MIAMI — A novel combination of therapeutic agents may have activity in advanced renal cell carcinoma (RCC), according to preliminary results of a new study.
In a small pilot cohort of 11 treatment-naive patients with advanced RCC, researchers found that axitinib (Inlyta, Pfizer) plus pembrolizumab (Keytruda, Merck) was well tolerated at standard doses and exhibited substantial antitumor activity.
"Agents that block the [planned death] PD-1/PD1 interaction have shown efficacy in patients who progressed on [vascular endothelial growth factor receptor (VEGFR)] pathway inhibitor therapy," said lead author Toni K. Choueiri, MD, clinical director, Lank Center for Genitourinary Oncology, the Dana Farber Cancer Center, Boston, Massachusetts.
"Pembrolizumab has shown antitumor activity in several malignancies, including some small studies in [RCC]," explained Dr Choueiri, who presented the findings of this study here at the 14th International Kidney Cancer Symposium (IKCS).
Axitinib, a VEGFR inhibitor, is already approved for second-line treatment of advanced RCC. Pembrolizumab, a humanized monoclonal antibody, blocks binding of the immune-checkpoint receptor PD-1 to its ligands (PD-L1/2). It has been approved for use in melanoma and non–small cell lung cancer.
"Our hypothesis was that the combination regimen of axitinib and pembrolizumab might provide a clinical benefit in treatment-naive patients with advanced RCC compared to axitinib or VEGF pathway-directed therapy alone," said Dr Choueiri.
The current trial is an ongoing, open-label, multicenter phase 1b study, with the main objective of assessing the safety and tolerability of this combination and estimating the maximum tolerated dose (MTD).

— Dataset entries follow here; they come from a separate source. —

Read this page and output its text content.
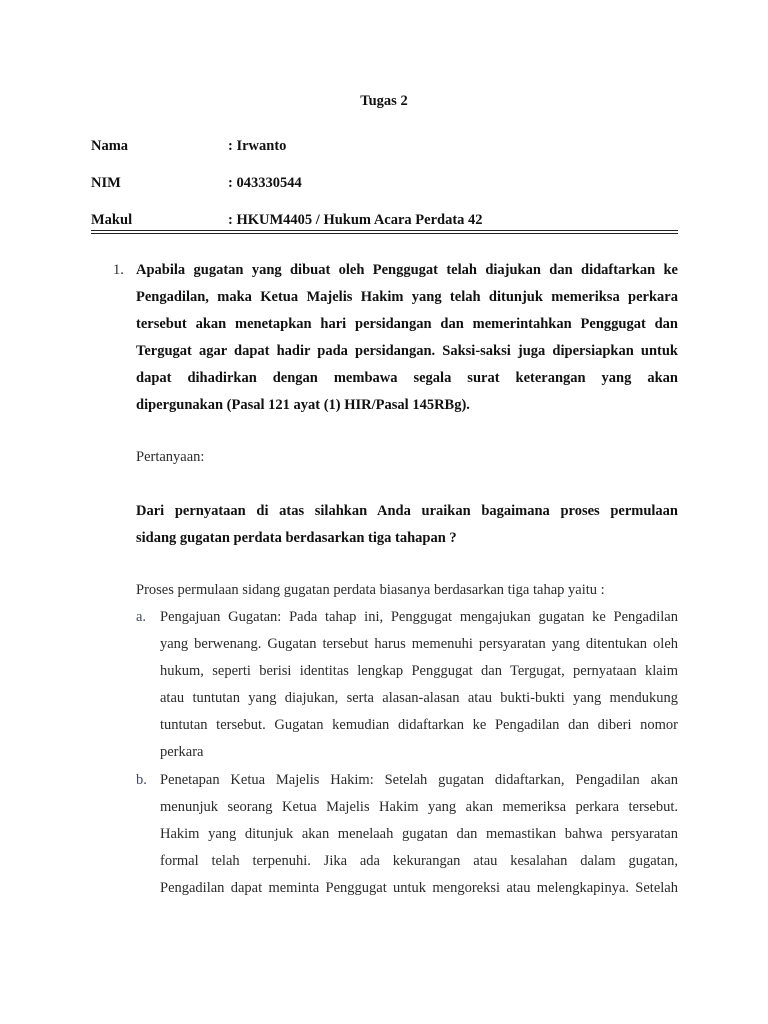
Tugas 2
Nama	: Irwanto
NIM	: 043330544
Makul	: HKUM4405 / Hukum Acara Perdata 42
1. Apabila gugatan yang dibuat oleh Penggugat telah diajukan dan didaftarkan ke
Pengadilan, maka Ketua Majelis Hakim yang telah ditunjuk memeriksa perkara
tersebut akan menetapkan hari persidangan dan memerintahkan Penggugat dan
Tergugat agar dapat hadir pada persidangan. Saksi-saksi juga dipersiapkan untuk
dapat dihadirkan dengan membawa segala surat keterangan yang akan
dipergunakan (Pasal 121 ayat (1) HIR/Pasal 145RBg).
Pertanyaan:
Dari pernyataan di atas silahkan Anda uraikan bagaimana proses permulaan
sidang gugatan perdata berdasarkan tiga tahapan ?
Proses permulaan sidang gugatan perdata biasanya berdasarkan tiga tahap yaitu :
a. Pengajuan Gugatan: Pada tahap ini, Penggugat mengajukan gugatan ke Pengadilan
yang berwenang. Gugatan tersebut harus memenuhi persyaratan yang ditentukan oleh
hukum, seperti berisi identitas lengkap Penggugat dan Tergugat, pernyataan klaim
atau tuntutan yang diajukan, serta alasan-alasan atau bukti-bukti yang mendukung
tuntutan tersebut. Gugatan kemudian didaftarkan ke Pengadilan dan diberi nomor
perkara
b. Penetapan Ketua Majelis Hakim: Setelah gugatan didaftarkan, Pengadilan akan
menunjuk seorang Ketua Majelis Hakim yang akan memeriksa perkara tersebut.
Hakim yang ditunjuk akan menelaah gugatan dan memastikan bahwa persyaratan
formal telah terpenuhi. Jika ada kekurangan atau kesalahan dalam gugatan,
Pengadilan dapat meminta Penggugat untuk mengoreksi atau melengkapinya. Setelah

"We are reporting now the results from the dose-finding phase," Dr Choueiri told attendees.
Signs of Efficacy
As of September 11, 2015, 11 patients (8 men; mean age, 61 years) were enrolled in the study.
Enrollment criteria including having clear-cell advanced RCC, primary tumor resection, a measurable lesion, Eastern Cooperative Oncology Group Performance Status score 0/1, no uncontrolled hypertension, and no prior systemic therapy. Axitinib was administered orally at a starting dose of 5 mg twice daily, beginning on day 7. Pembrolizumab 2 mg/kg was administered intravenously on day 1 of 3-week cycles. The MTD was estimated by the modified toxicity probability interval method, and tumors were assessed per Response Evaluation Criteria In Solid Tumors (RECIST) v1.1.

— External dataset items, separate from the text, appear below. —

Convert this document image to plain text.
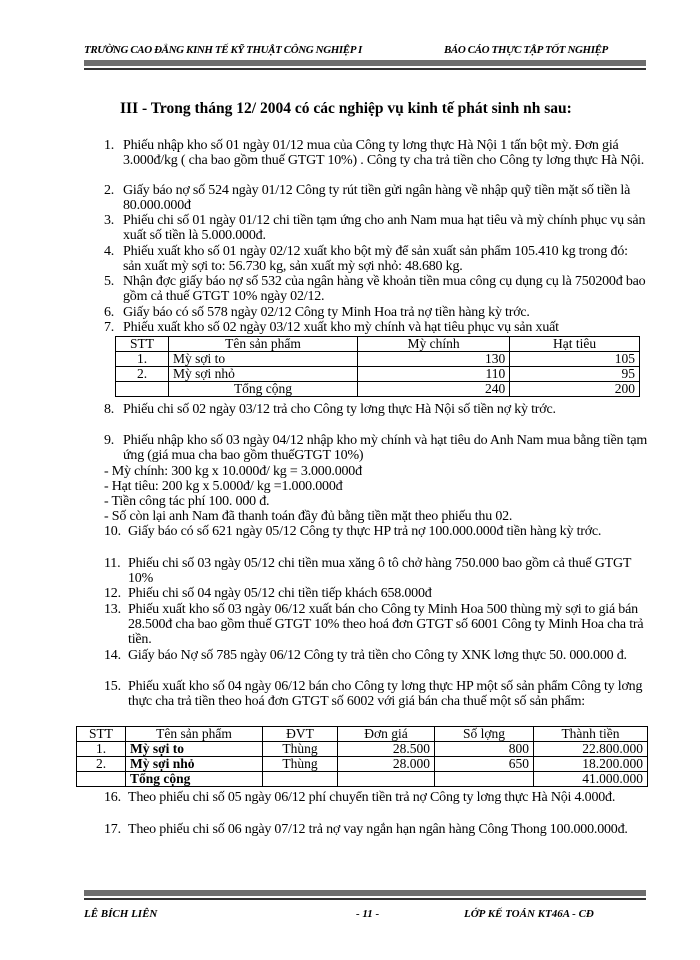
TRƯỜNG CAO ĐẲNG KINH TẾ KỸ THUẬT CÔNG NGHIỆP I	BÁO CÁO THỰC TẬP TỐT NGHIỆP
III - Trong tháng 12/ 2004 có các nghiệp vụ kinh tế phát sinh nh sau:
1. Phiếu nhập kho số 01 ngày 01/12 mua của Công ty lơng thực Hà Nội 1 tấn bột mỳ. Đơn giá 3.000đ/kg ( cha bao gồm thuế GTGT 10%) . Công ty cha trả tiền cho Công ty lơng thực Hà Nội.
2. Giấy báo nợ số 524 ngày 01/12 Công ty rút tiền gửi ngân hàng về nhập quỹ tiền mặt số tiền là 80.000.000đ
3. Phiếu chi số 01 ngày 01/12 chi tiền tạm ứng cho anh Nam mua hạt tiêu và mỳ chính phục vụ sản xuất số tiền là 5.000.000đ.
4. Phiếu xuất kho số 01 ngày 02/12 xuất kho bột mỳ để sản xuất sản phẩm 105.410 kg trong đó: sản xuất mỳ sợi to: 56.730 kg, sản xuất mỳ sợi nhỏ: 48.680 kg.
5. Nhận đợc giấy báo nợ số 532 của ngân hàng về khoản tiền mua công cụ dụng cụ là 750200đ bao gồm cả thuế GTGT 10% ngày 02/12.
6. Giấy báo có số 578 ngày 02/12 Công ty Minh Hoa trả nợ tiền hàng kỳ trớc.
7. Phiếu xuất kho số 02 ngày 03/12 xuất kho mỳ chính và hạt tiêu phục vụ sản xuất
STT	Tên sản phẩm	Mỳ chính	Hạt tiêu
1.	Mỳ sợi to	130	105
2.	Mỳ sợi nhỏ	110	95
	Tổng cộng	240	200
8. Phiếu chi số 02 ngày 03/12 trả cho Công ty lơng thực Hà Nội số tiền nợ kỳ trớc.
9. Phiếu nhập kho số 03 ngày 04/12 nhập kho mỳ chính và hạt tiêu do Anh Nam mua bằng tiền tạm ứng (giá mua cha bao gồm thuếGTGT 10%)
- Mỳ chính: 300 kg x 10.000đ/ kg = 3.000.000đ
- Hạt tiêu: 200 kg x 5.000đ/ kg =1.000.000đ
- Tiền công tác phí 100. 000 đ.
- Số còn lại anh Nam đã thanh toán đầy đủ bằng tiền mặt theo phiếu thu 02.
10. Giấy báo có số 621 ngày 05/12 Công ty thực HP trả nợ 100.000.000đ tiền hàng kỳ trớc.
11. Phiếu chi số 03 ngày 05/12 chi tiền mua xăng ô tô chở hàng 750.000 bao gồm cả thuế GTGT 10%
12. Phiếu chi số 04 ngày 05/12 chi tiền tiếp khách 658.000đ
13. Phiếu xuất kho số 03 ngày 06/12 xuất bán cho Công ty Minh Hoa 500 thùng mỳ sợi to giá bán 28.500đ cha bao gồm thuế GTGT 10% theo hoá đơn GTGT số 6001 Công ty Minh Hoa cha trả tiền.
14. Giấy báo Nợ số 785 ngày 06/12 Công ty trả tiền cho Công ty XNK lơng thực 50. 000.000 đ.
15. Phiếu xuất kho số 04 ngày 06/12 bán cho Công ty lơng thực HP một số sản phẩm Công ty lơng thực cha trả tiền theo hoá đơn GTGT số 6002 với giá bán cha thuế một số sản phẩm:
STT	Tên sản phẩm	ĐVT	Đơn giá	Số lợng	Thành tiền
1.	Mỳ sợi to	Thùng	28.500	800	22.800.000
2.	Mỳ sợi nhỏ	Thùng	28.000	650	18.200.000
	Tổng cộng				41.000.000
16. Theo phiếu chi số 05 ngày 06/12 phí chuyển tiền trả nợ Công ty lơng thực Hà Nội 4.000đ.
17. Theo phiếu chi số 06 ngày 07/12 trả nợ vay ngắn hạn ngân hàng Công Thong 100.000.000đ.
LÊ BÍCH LIÊN	- 11 -	LỚP KẾ TOÁN KT46A - CĐ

Dose-limiting toxicity was defined as any of the following that occurred during the first 6 weeks: grade 4 neutropenia or thrombocytopenia, grade 3 or higher neutropenia infection, thrombocytopenia with bleeding, febrile neutropenia, nonhematologic toxicities that were grade 3 or higher toxicity, or not being able to complete 75% or more of axitinib dosing or 2 infusions of pembrolizumab during the treatment-related toxicity phase.

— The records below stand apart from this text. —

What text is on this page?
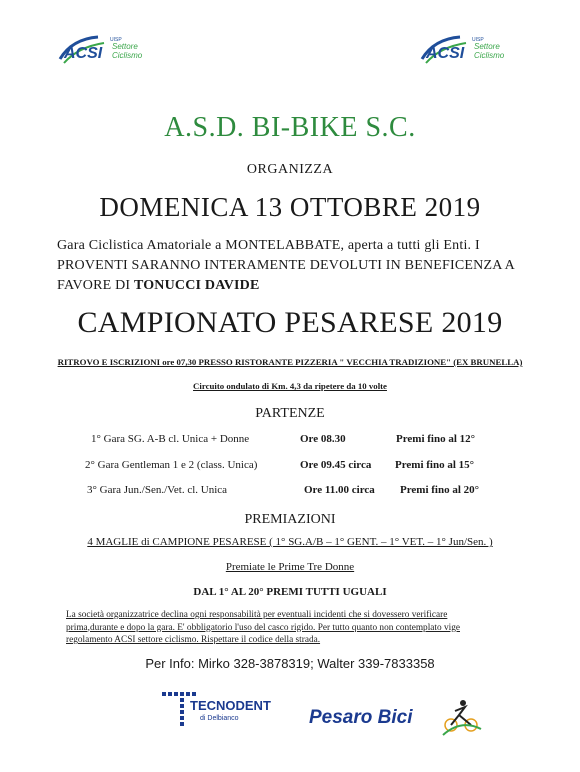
ACSI
UISP
Settore
Ciclismo	ACSI
UISP
Settore
Ciclismo
A.S.D. BI-BIKE S.C.
ORGANIZZA
DOMENICA 13 OTTOBRE 2019
Gara Ciclistica Amatoriale a MONTELABBATE, aperta a tutti gli Enti. I
PROVENTI SARANNO INTERAMENTE DEVOLUTI IN BENEFICENZA A
FAVORE DI TONUCCI DAVIDE
CAMPIONATO PESARESE 2019
RITROVO E ISCRIZIONI ore 07,30 PRESSO RISTORANTE PIZZERIA " VECCHIA TRADIZIONE" (EX BRUNELLA)
Circuito ondulato di Km. 4,3 da ripetere da 10 volte
PARTENZE
1° Gara SG. A-B cl. Unica + Donne	Ore 08.30	Premi fino al 12°
2° Gara Gentleman 1 e 2 (class. Unica)	Ore 09.45 circa Premi fino al 15°
3° Gara Jun./Sen./Vet. cl. Unica	Ore 11.00 circa Premi fino al 20°
PREMIAZIONI
4 MAGLIE di CAMPIONE PESARESE ( 1° SG.A/B – 1° GENT. – 1° VET. – 1° Jun/Sen. )
Premiate le Prime Tre Donne
DAL 1° AL 20° PREMI TUTTI UGUALI
La società organizzatrice declina ogni responsabilità per eventuali incidenti che si dovessero verificare
prima,durante e dopo la gara. E' obbligatorio l'uso del casco rigido. Per tutto quanto non contemplato vige
regolamento ACSI settore ciclismo. Rispettare il codice della strada.
Per Info: Mirko 328-3878319; Walter 339-7833358
TECNODENT
di Delbianco	Pesaro Bici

To date, 3 patients have had dose-limiting toxicities. "One patient has a transient ischemic attack, and 2 patients received less than 75% of planned axitinib dosing because of toxicity," said Dr Choueiri.
Efficacy was not the primary endpoint of the study, but six of the 11 patients had confirmed partial response, and the rest had stable disease. After 7.4 months, nine patients continue receiving treatment without progression, with two patients ending treatment because of toxicity.
Common all-grade adverse events were diarrhea and hypothyroidism (n = 6 each) and arthralgia, fatigue, and headache (n = 4 each). In addition, two patients had increased alanine aminotransferase and aspartate aminotransferase.
Grade 3/4 adverse events included headache, increased alanine aminotransferase and aspartate aminotransferase, hyperuricemia, and acute cholecystitis.
The MTD was determined to be 5 mg axitinib and 2 mg/kg pembrolizumab.
Dr Choueiri concluded that the combination was well tolerated at standard doses of each drug. "We have enrolled 41 additional patients in the cohort that we hope to be reporting on in the future," he said.
Sabina Signoretti, MD, an associate professor of pathology at Harvard Medical School in Boston, Massachusetts, who was approached by Medscape Medical News for an independent comment, explained the data are "quite encouraging."
"The drugs are already approved and available, and axitinib is approved for renal cancer," she said. "That makes it very translatable into the clinical setting."
However, she cautioned that these are very early data, there was toxicity, and follow-up is very early. "There are all of the caveats that go with very early studies," Dr Signoretti said. "We will have to wait for the updated results to have a better idea."
14th International Kidney Cancer Symposium (IKCS). Presented November 7, 2015.